Dunia itu tak adil.

Furihata tak bisa lebih setuju lagi tentang pernyataan itu. Pernyataan yang menohoknya tepat di hati terdalam. Apa salah dia? Ia tak tahu. Lalu mengapa hati ini terasa sakit sekali?

Seseorang tolong,

"Furihata-kun, Akashi-kun akan pergi. Apa kau yakin tak mau mengantarnya?"

Ah, ia tahu penyebabnya.


Don't leave me alone © AoHimeAo

Kuroko no Basuke © Fujimaki Tadatoshi

Warn: boy x boy, AkaFuri, bisa dibilang drama, namun gak yakin ini hurt/comfort (?), Typo bertebaran, EYD yang tak terpakai, dll

DLDR!

You have been warned


1 bulan sebelumnya—

"Furihata, kau hebat! Kau diterima di SMA Rakuzan, lho!" ucap salah satu sahabat Furihata, Fukuda, yang –sangat ia kenali. "Aahhh, aku iri denganmu, Furihata." Gumamnya secara tak sadar.

Furihata memang tak berniat masuk ke Rakuzan. Bahkan ia mengerjakan tes yang disediakan setengah hati. Ia memang tak pantas menuntut ilmu di sana jika ia memiliki motivasi yang salah di Rakuzan sana. "Yah, motivasiku juga salah sih. Kalau bisa bertukar aku akan bertukar denganmu deh." Balasnya yang hanya ia anggap sebagai candaan belaka. Niatnya memang tak baik, dan sekarang ia diterima, ia harus menahan nafsu duniawinya.

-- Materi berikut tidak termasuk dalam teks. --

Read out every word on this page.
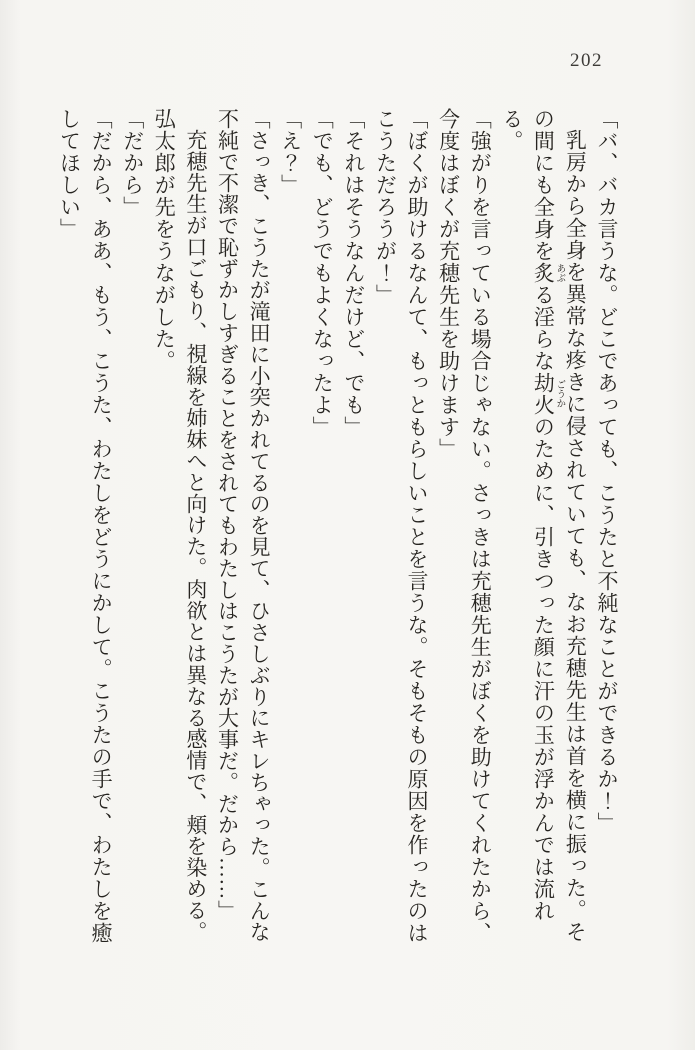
202

「バ、バカ言うな。どこであっても、こうたと不純なことができるか！」

乳房から全身を異常な疼きに侵されていても、なお充穂先生は首を横に振った。その間にも全身を炙 あぶる淫らな劫火 ごうかのために、引きつった顔に汗の玉が浮かんでは流れる。

「強がりを言っている場合じゃない。さっきは充穂先生がぼくを助けてくれたから、今度はぼくが充穂先生を助けます」

「ぼくが助けるなんて、もっともらしいことを言うな。そもそもの原因を作ったのはこうただろうが！」

「それはそうなんだけど、でも」

「でも、どうでもよくなったよ」

「え？」

「さっき、こうたが滝田に小突かれてるのを見て、ひさしぶりにキレちゃった。こんな不純で不潔で恥ずかしすぎることをされてもわたしはこうたが大事だ。だから……」

充穂先生が口ごもり、視線を姉妹へと向けた。肉欲とは異なる感情で、頬を染める。

弘太郎が先をうながした。

「だから」

「だから、ああ、もう、こうた、わたしをどうにかして。こうたの手で、わたしを癒してほしい」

Fukuda kepo, "Emang motivasimu apa? Biar bisa ketemu 'doi' yang dulu?" ucapnya sok tau. Niatnya sih cuma bercanda.

Tapi Furihata bereaksi, ia terpelatuk. "Ya, kurang lebih begitu lah ya." Jawabnya asal. Ia lelah, luar dan dalam. Ia tahu bahwa hal ini mustahil. Doi yang ia maksud itu bergender sama dengannya, dengan kata lain...

Homosexual.

Sayang sih Jepang bukan negara penganut liberalisme. Jika iya, mungkin Furihata tak akan malu-malu kucing seperti ini.

7 hari sebelumnya—

Furihata nervous. Ia takut— ah, bukan, dia panik. Bagaimana jika ia bertemu dengan target motivasinya? Ia merasa bersalah karena hilang dan muncul secara tiba-tiba seperti ini. Ia hanya bisa berharap orang tersebut tak mengenalinya.

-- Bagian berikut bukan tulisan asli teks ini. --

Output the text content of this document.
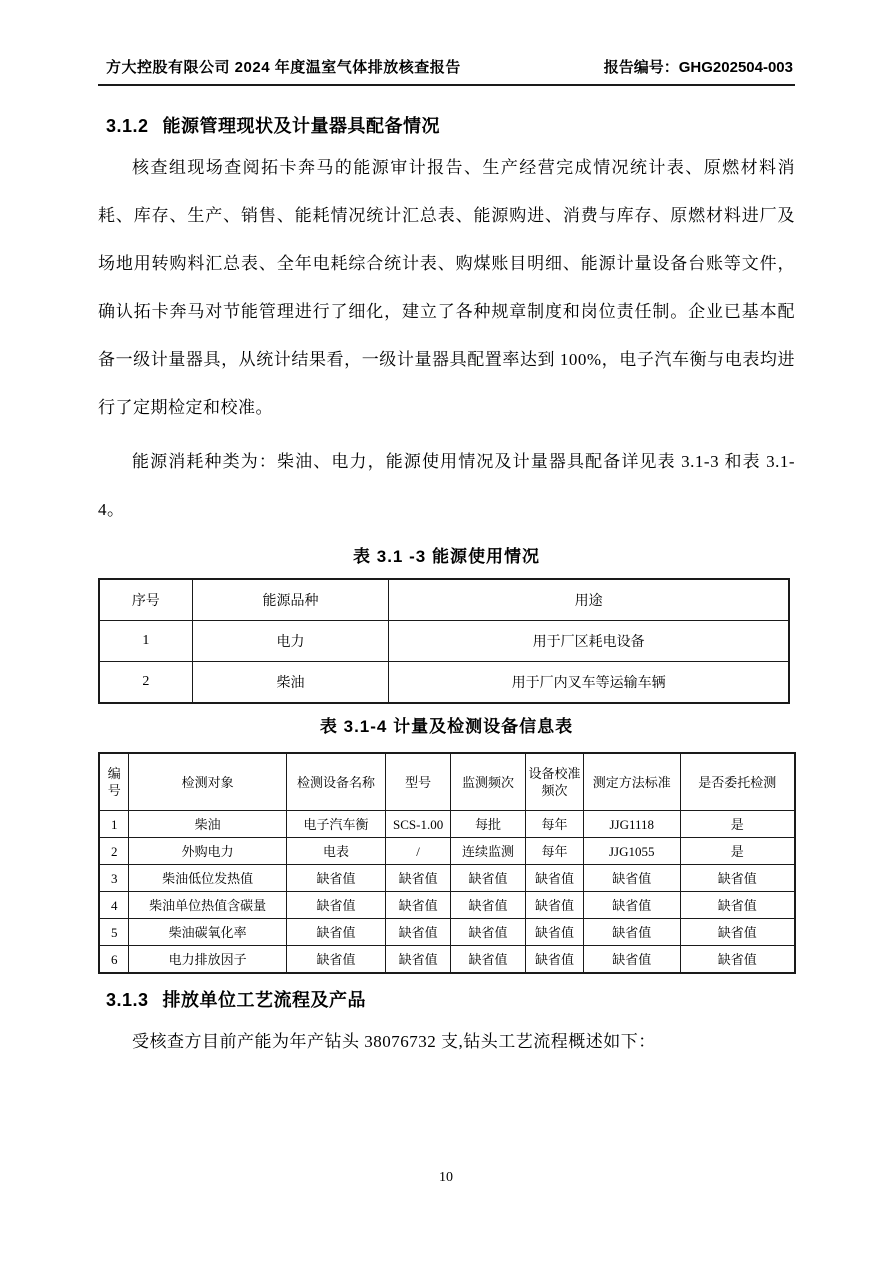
方大控股有限公司 2024 年度温室气体排放核查报告	报告编号：GHG202504-003
3.1.2 能源管理现状及计量器具配备情况

核查组现场查阅拓卡奔马的能源审计报告、生产经营完成情况统计表、原燃材料消耗、库存、生产、销售、能耗情况统计汇总表、能源购进、消费与库存、原燃材料进厂及场地用转购料汇总表、全年电耗综合统计表、购煤账目明细、能源计量设备台账等文件，确认拓卡奔马对节能管理进行了细化，建立了各种规章制度和岗位责任制。企业已基本配备一级计量器具，从统计结果看，一级计量器具配置率达到 100%，电子汽车衡与电表均进行了定期检定和校准。

能源消耗种类为：柴油、电力，能源使用情况及计量器具配备详见表 3.1-3 和表 3.1-4。

表 3.1 -3 能源使用情况
序号	能源品种	用途
1	电力	用于厂区耗电设备
2	柴油	用于厂内叉车等运输车辆
表 3.1-4 计量及检测设备信息表
编号	检测对象	检测设备名称	型号	监测频次	设备校准频次	测定方法标准	是否委托检测
1	柴油	电子汽车衡	SCS-1.00	每批	每年	JJG1118	是
2	外购电力	电表	/	连续监测	每年	JJG1055	是
3	柴油低位发热值	缺省值	缺省值	缺省值	缺省值	缺省值	缺省值
4	柴油单位热值含碳量	缺省值	缺省值	缺省值	缺省值	缺省值	缺省值
5	柴油碳氧化率	缺省值	缺省值	缺省值	缺省值	缺省值	缺省值
6	电力排放因子	缺省值	缺省值	缺省值	缺省值	缺省值	缺省值
3.1.3 排放单位工艺流程及产品

受核查方目前产能为年产钻头 38076732 支,钻头工艺流程概述如下：

10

"Aka-chin~ biarkan aku makan snack-ku dong~" ucap seseorang berambut ungu sambil meraih-raih snack yang dipegang oleh seorang laki=laki berambut merah yang jauh lebih pendek darinya. Padahal ia bisa mengambil secara paksa, namun aura wibawa si rambut merah tak terbendungkan.

"Atsushi, sudah kubilang 'kan saat latihan tak ada snack. Kalau kau tak turut, ku tak akan mempertemukanmu dengan Tatsuya." Ancam si rambut merah dengan tatapan yang tak bergetar meskipun di depannya adalah seseorang yang –mungkin— setinggi galah.

Furihata yang menyaksikannya hanya bisa menelan ludah. Ya, ia mengenali aura 'emperor' itu. Pusat afeksinya ada di hadapannya. "ugh, sekolah sebesar ini kenapa hanya ada satu jalur untuk ke kelasku, sih?" gumamnya penuh protes sepelan mungkin. Ia pun mengambil hoodie-nya dan memakainya, sebisa mungkin menutupi mukanya dan bertingkah natural. Dengan itu ia pun berjalan melewati mereka.

"Hei, kau—"

Namun sayang, seorang yang berambut ungu memanggilnya.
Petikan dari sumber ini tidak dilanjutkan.